Esses números nos trazem a percepção de que é muito constrangedor e um risco para a vida desse homem não conseguir ter controle sobre a sua ejaculação. Além disso, 1/4 das mulheres não tem orgasmos e não sabe o que fazer. Pelo menos 10% das mulheres não têm desejo de forma nenhuma por causas como a depressão, ansiedade, alterações hormonais e diabetes. Mas a depressão é um dos maiores fatores. Elas se queixam da falta de desejo, mas no consultório a gente descobre a depressão.
O que atrapalha a vida sexual das mulheres?
Causas como a depressão, ansiedade, alterações hormonais e diabetes.
Quem mais procura ajuda especializada, eles ou elas?
Os índices femininos são maiores porque a mulher vai mais ao médico, ela previne mais. Temos mais mulheres indo ao psiquiatra do que homens, como indo ao médico de modo geral. Eu trabalho junto a outras especialidades, a campanha que a gente faz na urologia é pedindo para que as mulheres levem seus parceiros ao médico, porque elas têm consciência de que é importante cuidar preventivamente. Mulher vai no ginecologista todo ano, ela vai pegar um câncer começando e vai poder tratar. Agora, se um homem tiver um câncer de próstata, ele só vai procurar um médico quando estiver com dor e o câncer já estiver disseminado, isso é muito frequentemente. Além do homem ir menos ao médico, ele volta menos.
De um lado, vemos mulheres conquistando espaços e lutando pelos seus direitos. Do outro, aumento da violência contra as mulheres como revelou a pesquisa do Datafolha, em que um a cada três brasileiros culpa a mulher em casos de estupro. Como essa dualidade atinge a sexualidade da mulher?
É muito simplório resolver que alguém por estimular o outro tem culpa de ter provocado algum tipo de estímulo refreável. Se ele desse um tapa na cara de uma outra pessoa, ninguém diria que a pessoa que levou o tapa tem culpa. Por mais que a pessoa tivesse provocado. Agora, o homem que não se controla diante de uma mulher seja por ela estar de saia curta, decote acentuado ou por ter feito algum gesto, ele se sente no direito de estuprar essa mulher?
Acho que a mulher está bem mais empoderada do que antes. Talvez o que acaba acontecendo é que nós estamos vivendo um momento de muita dificuldade de assumir até onde vai o nosso direito. Está havendo uma situação generalizada de não respeitar o limite, até onde eu posso ir, não só no campo sexual.Zero
Acompanhando os crimes contra a mulher, é possível perceber que as novas gerações continuam repetindo a mesma violência. Por que isso acontece?
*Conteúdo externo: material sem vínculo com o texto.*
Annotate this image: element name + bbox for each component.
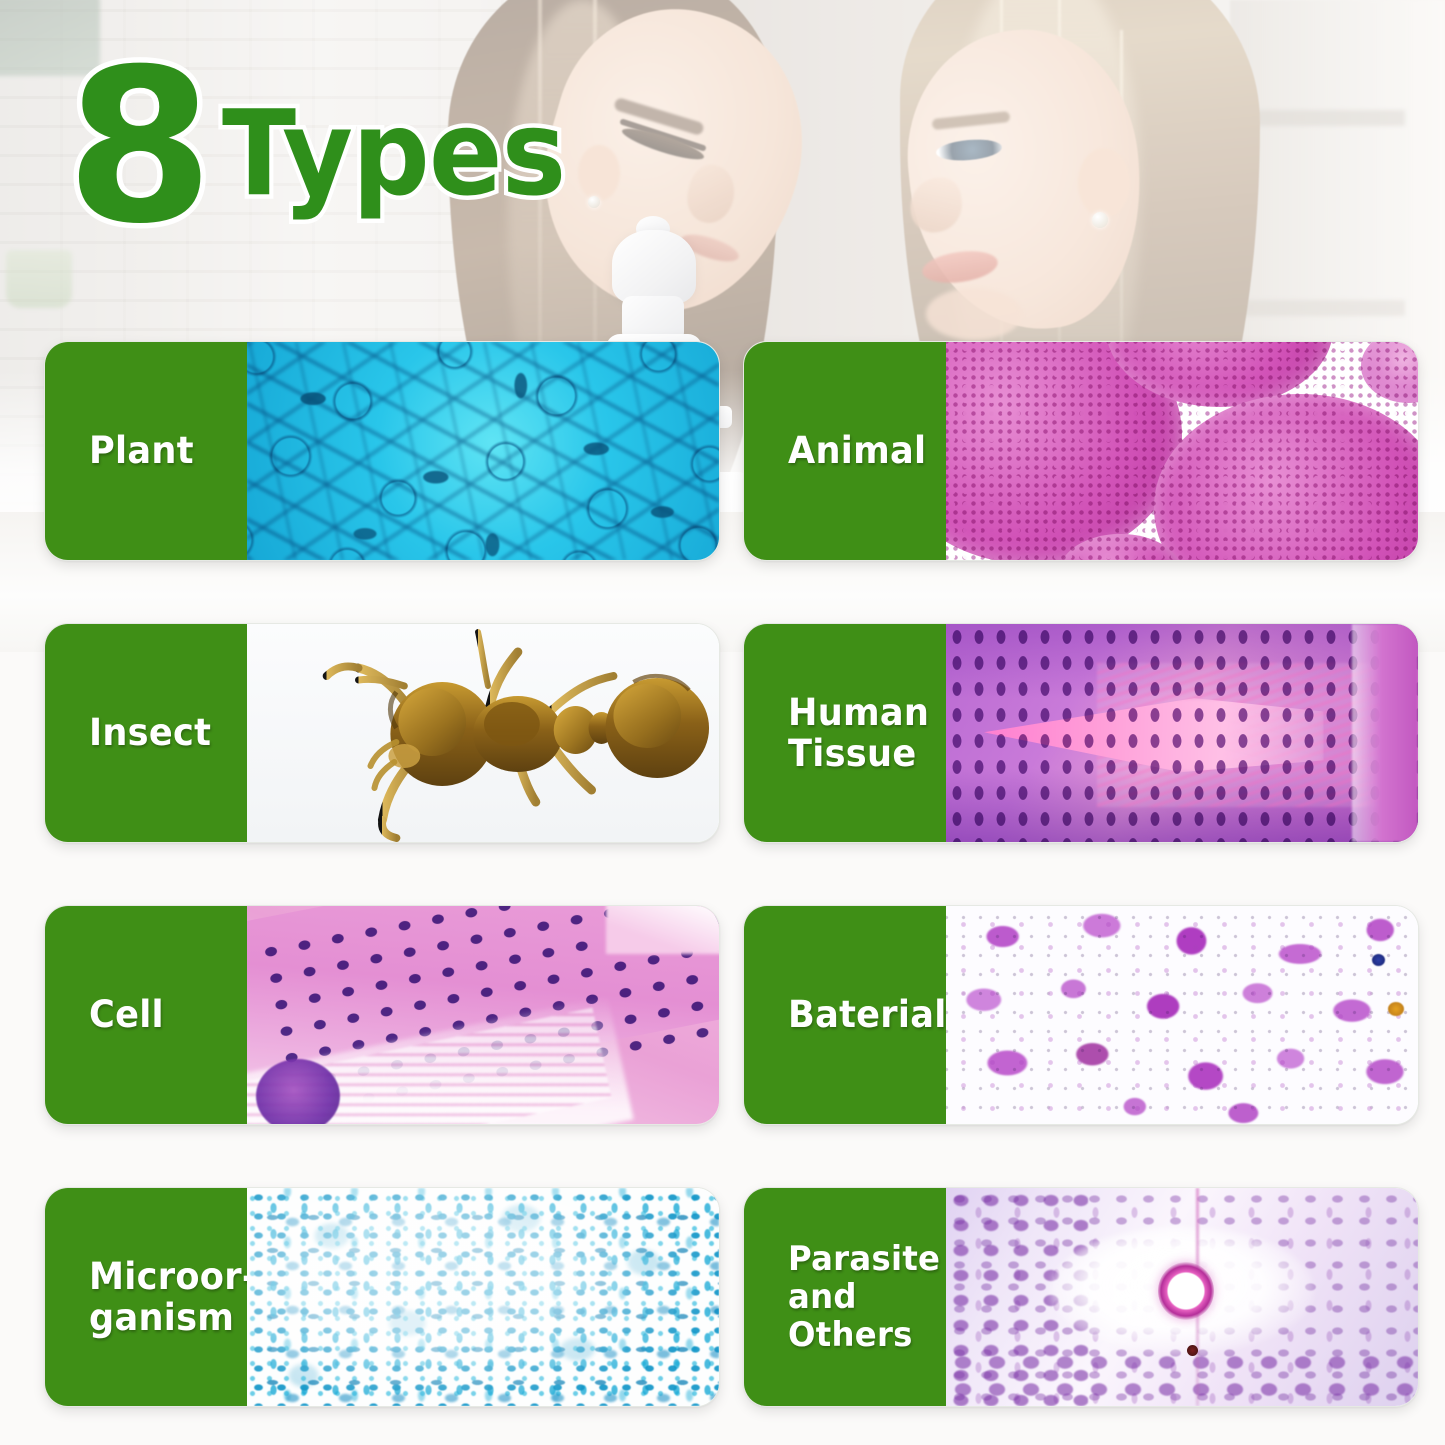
stomata [247,342,719,560]
card-label-insect: Insect [89,712,211,753]
card-label-human-tissue: HumanTissue [788,692,929,775]
type-card-plant[interactable]: Plant [44,341,720,561]
field-highlight [247,1188,719,1406]
dark-particle [1187,1345,1198,1356]
bacteria-dust [946,906,1418,1124]
label-panel: Microor-ganism [45,1188,247,1406]
human-tissue-micrograph [946,624,1418,842]
type-card-human-tissue[interactable]: HumanTissue [743,623,1419,843]
card-label-animal: Animal [788,430,926,471]
ant-whole-mount [247,624,719,842]
type-card-baterial[interactable]: Baterial [743,905,1419,1125]
specimen-image-plant [247,342,719,560]
specimen-image-parasite [946,1188,1418,1406]
animal-tissue-micrograph [946,342,1418,560]
type-card-cell[interactable]: Cell [44,905,720,1125]
label-panel: Plant [45,342,247,560]
debris-particle [1372,954,1385,966]
title-word: Types [222,94,565,212]
specimen-image-cell [247,906,719,1124]
label-panel: Insect [45,624,247,842]
cell-cartilage-micrograph [247,906,719,1124]
card-label-plant: Plant [89,430,194,471]
card-label-baterial: Baterial [788,994,947,1035]
card-label-parasite: ParasiteandOthers [788,1240,940,1354]
microorganism-micrograph [247,1188,719,1406]
product-infographic: 8 Types Plant Animal [0,0,1445,1445]
specimen-image-insect [247,624,719,842]
plant-epidermis-micrograph [247,342,719,560]
gland-texture [946,624,1418,842]
label-panel: Baterial [744,906,946,1124]
cell-nuclei-texture [946,342,1418,560]
specimen-image-animal [946,342,1418,560]
specimen-image-microorganism [247,1188,719,1406]
page-title: 8 Types [66,60,595,234]
type-card-microorganism[interactable]: Microor-ganism [44,1187,720,1407]
label-panel: HumanTissue [744,624,946,842]
specimen-image-human-tissue [946,624,1418,842]
card-label-microorganism: Microor-ganism [89,1256,257,1339]
label-panel: Animal [744,342,946,560]
label-panel: ParasiteandOthers [744,1188,946,1406]
tissue-highlight [606,906,719,954]
gland-cluster-bottom [946,1349,1418,1406]
types-grid: Plant Animal [44,341,1419,1407]
parasite-tissue-micrograph [946,1188,1418,1406]
type-card-parasite[interactable]: ParasiteandOthers [743,1187,1419,1407]
card-label-cell: Cell [89,994,164,1035]
label-panel: Cell [45,906,247,1124]
tissue-edge [1352,624,1418,842]
type-card-animal[interactable]: Animal [743,341,1419,561]
debris-particle [1388,1002,1404,1016]
type-card-insect[interactable]: Insect [44,623,720,843]
specimen-image-baterial [946,906,1418,1124]
bacteria-smear-micrograph [946,906,1418,1124]
ant-body [388,676,709,786]
title-count: 8 [66,60,210,234]
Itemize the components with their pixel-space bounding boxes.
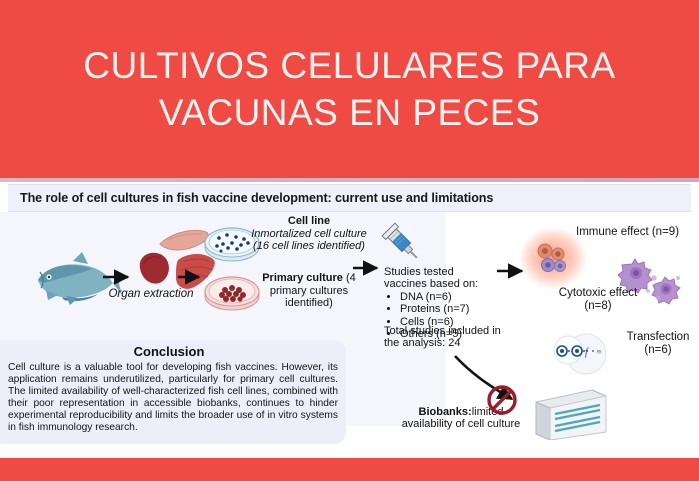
studies-intro: Studies tested vaccines based on:	[384, 266, 496, 291]
cytotoxic-effect-label: Cytotoxic effect (n=8)	[546, 287, 650, 313]
conclusion-box: Conclusion Cell culture is a valuable to…	[0, 340, 346, 444]
biobanks-title: Biobanks:	[419, 406, 472, 418]
immune-effect-label: Immune effect (n=9)	[576, 226, 696, 239]
header-divider	[0, 178, 699, 182]
immune-cells-icon	[528, 238, 578, 280]
page-title: CULTIVOS CELULARES PARA VACUNAS EN PECES	[40, 42, 660, 136]
footer-band	[0, 458, 699, 481]
subtitle-band: The role of cell cultures in fish vaccin…	[8, 184, 691, 212]
list-item: Proteins (n=7)	[400, 303, 496, 315]
svg-text:≋: ≋	[596, 349, 602, 356]
syringe-icon	[379, 220, 425, 266]
transfection-icon: f ≋	[546, 330, 618, 378]
no-entry-icon	[485, 383, 519, 417]
organ-extraction-label: Organ extraction	[90, 288, 212, 301]
cell-line-block: Cell line Inmortalized cell culture (16 …	[247, 215, 371, 253]
cell-line-description: Inmortalized cell culture (16 cell lines…	[251, 228, 367, 253]
cell-line-title: Cell line	[288, 215, 330, 227]
subtitle-text: The role of cell cultures in fish vaccin…	[8, 191, 493, 205]
list-item: DNA (n=6)	[400, 291, 496, 303]
primary-culture-block: Primary culture (4 primary cultures iden…	[247, 272, 371, 310]
transfection-label: Transfection (n=6)	[618, 331, 698, 357]
header-banner: CULTIVOS CELULARES PARA VACUNAS EN PECES	[0, 0, 699, 178]
studies-total: Total studies included in the analysis: …	[384, 325, 502, 350]
conclusion-body: Cell culture is a valuable tool for deve…	[8, 362, 338, 433]
poster: CULTIVOS CELULARES PARA VACUNAS EN PECES…	[0, 0, 699, 481]
conclusion-title: Conclusion	[0, 344, 346, 359]
primary-culture-title: Primary culture	[262, 272, 343, 284]
freezer-icon	[534, 388, 608, 440]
Se você assistiu isso na sua vida, se formou dentro deste meio, a tendência é achar a violência natural. Ou ele se volta contra o pai em defesa da mãe ou ele acha natural bater. Mesmo que aquele garoto não tenha nascido com uma tendência à violência, se ele vivencia a violência doméstica ele pode ficar muito parecido com o pai. O mesmo ocorre com meninas que engravidam aos 15 anos.
Provavelmente são filhas de mulheres que também engravidaram aos 15 e não foram estimuladas a perceber outras realidades. Temos que trabalhar com a educação antecipando os fatos, não depois que eles aconteceram. Precisamos investir no combate à violência, não só contra a mulher, mas como um todo. Estamos vivendo um colapso de falta de respeito do ser humano.
Quais bandeiras a senhora pretende defender como a primeira mulher a assumir a ABP?
Estamos vivendo uma tendência universal de reconhecer a importância da mulher no trabalho junto à especialidade. É uma honra estar sendo aclamada pelos meus pares como alguém com competência para assumir a presidência. Tem muita coisa boa acontecendo que tenho intenção de apoiar, como levar conhecimento à população, desestigmatizar a doença mental e a prevenção do suicídio por meio do setembro amarelo.
A minha expertise é a sexualidade, logicamente é uma área que o psiquiatra é uma figura fundamental. As disfunções sexuais, muitas vezes, tem como causa a depressão, ansiedade, estresse e fobia. Mas não podemos esquecer da psiquiatra que trabalha os transtornos parafílicos (comportamentos, fantasias ou pensamentos sexuais recorrentes) e as disforias de gênero (incompatibilidade de gênero e sexo).